The world is full of multiple-choice problems in which each choice leads to still more choices in an ever-expanding tree of possibilities. Human beings are able to tackle these problems with intuition, but computers are stuck with trial and error, trying every possible combination until one works.
Cornell University computer scientist Carla Gomes (pronounced "GO-meysh"), has found ways to solve these "combinatorial" problems more quickly. She has received two three-year grants totaling $700,706 from the U.S. Air Force to expand the research, along with a third grant of $158,076 for a new high-performance computing facility that will test new ideas in parallel processing.
The work has applications in industry for such problems as finding the best way to arrange machines in a factory or schedule the distribution of materials. The Air Force is interested in using computers for similar scheduling and distribution problems and for tasks like planning missions from several bases against different targets with the least amount of flying time. Ultimately, Gomes says, the computing methods she is developing could also be applied to problems in biology, the design of cellular phone networks or the layout of microcircuits.
Combinatorial problems can be described as setting values for a number of variables that must meet certain constraints, Gomes explains. The variables might represent the times and places at which certain events are to take place, and the constraints might be that some of those events must take place before others, or that two of them can't happen in the same place at the same time.
The oldest approach to such problems is brute force: Start at the beginning and try every possible combination. Unfortunately, computer scientists agree, for some problems this approach could take longer than the age of the universe.
One way to shorten computing time is an approach called randomized backtracking: The computer picks a random starting point and follows all the possible paths from that point. If the answer isn't reached after a specified number of steps, it stops and tries another random starting point.
Backtracking greatly reduces computing time for many problems, but not always. For certain kinds of problems one run might take seconds, another days, both arriving at the same solution. Gomes, a Cornell research associate in computer science, has discovered that this is because many problems have what mathematicians call "heavy tails." If a lot of random choices are made from a large population, most of them will fall near the average, with just a few being much higher or much lower -- the famous "bell curve." A graph of SAT scores, for example, will look like a tall bell at the center, meaning there are many people whose scores are average or just a little above or below. Then the graph dips to a little "tail" at the right side representing just a few real geniuses, and one at the left side for the few who are not good test-takers.

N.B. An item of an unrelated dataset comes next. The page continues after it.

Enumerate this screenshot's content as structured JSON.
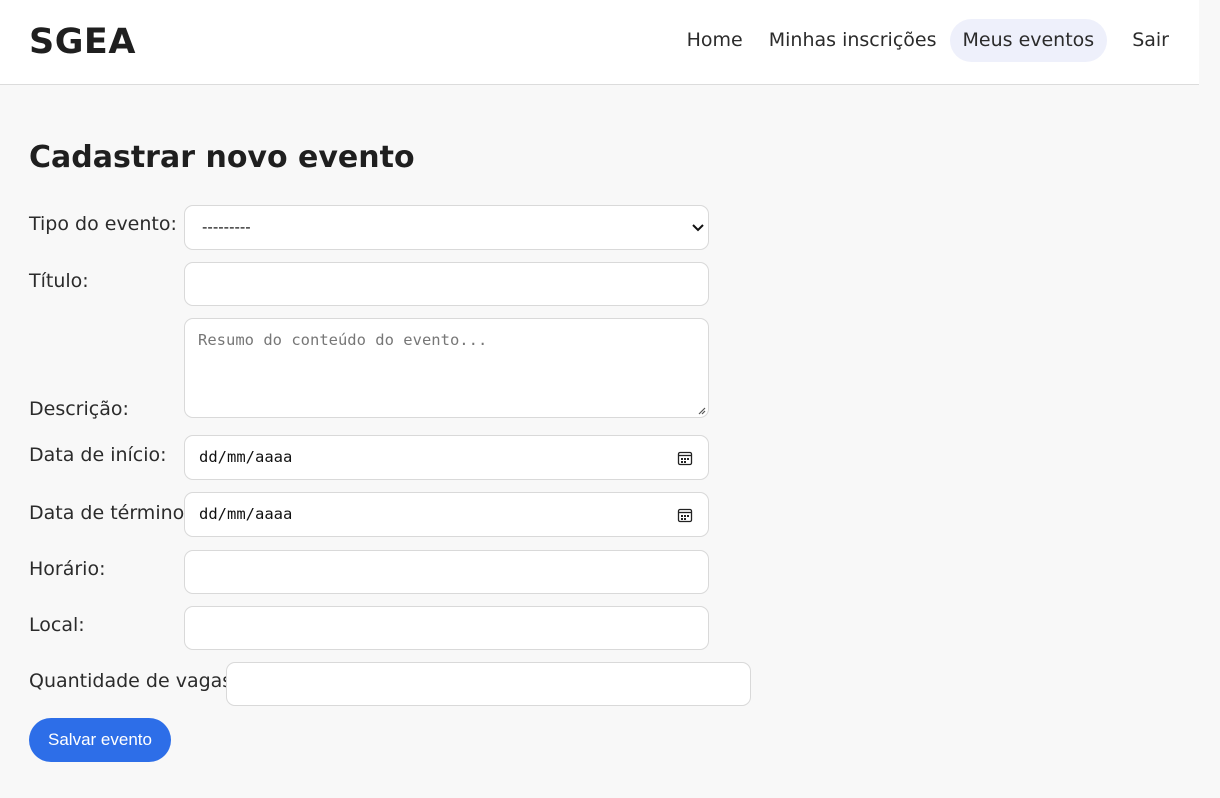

For combinatorial problems, a graph of the possible combinations versus the time they take to compute is often quite flat in the middle, with long tails, meaning there are almost as many extreme cases as average ones. Gomes and Cornell professor of computer science Bart Selman have shown mathematically that for some combinatorial problems the tail at the right side of the graph can be very long, meaning that there are a vast number of possible starting points leading nowhere. A computer program that starts at random points could spend a lot of time in that region, following one dead end after another.
Once you know this, Gomes says, you can introduce "rapid restarting." The computer keeps track of its random starts, and after a certain number it stops and restarts the entire search with a new set of random starting points. A rapid restart strategy itself always produces a distribution without heavy tails, Gomes said in a paper, Heavy-Tailed Phenomena in Combinatorial Search, written with Selman and Nuno Crato of New Jersey Institute of Technology, to be presented at the Conference on Applications of Heavy Tailed Distributions in Economics, Engineering and Statistics in Washington, D.C. in June.
Gomes and Selman also have explored ways to find out ahead of time whether or not a problem will have heavy tails, and are working on ways to "tune" the search by finding the best number of backtracks to use as a cutoff before restarting.
The research requires a great deal of computing power. In particular, Gomes says, combinatorial problems lend themselves to parallel processing so that several random starting points can be tested at the same time, with the whole process ending as soon as one of the processors finds a solution. Gomes plans to experiment with an array of linked desktop computers. The system will consist of 32 top-of-the-line PCs connected via an ultra high-speed network. For the kinds of problems Gomes is considering, she says, such a configuration can match the performance of a supercomputer at only a fraction of the cost.
The Air Force funding is in the form of three separate grants: "Computer-Intensive Methods for Combinatorial Problems" ($395,871), "Hybrid Approaches for Combinatorial Problems" ($304,835), and "A Platform for the Experimental Study of Computer-Intensive Combinatorial Methods in Planning and Scheduling" ($158,076).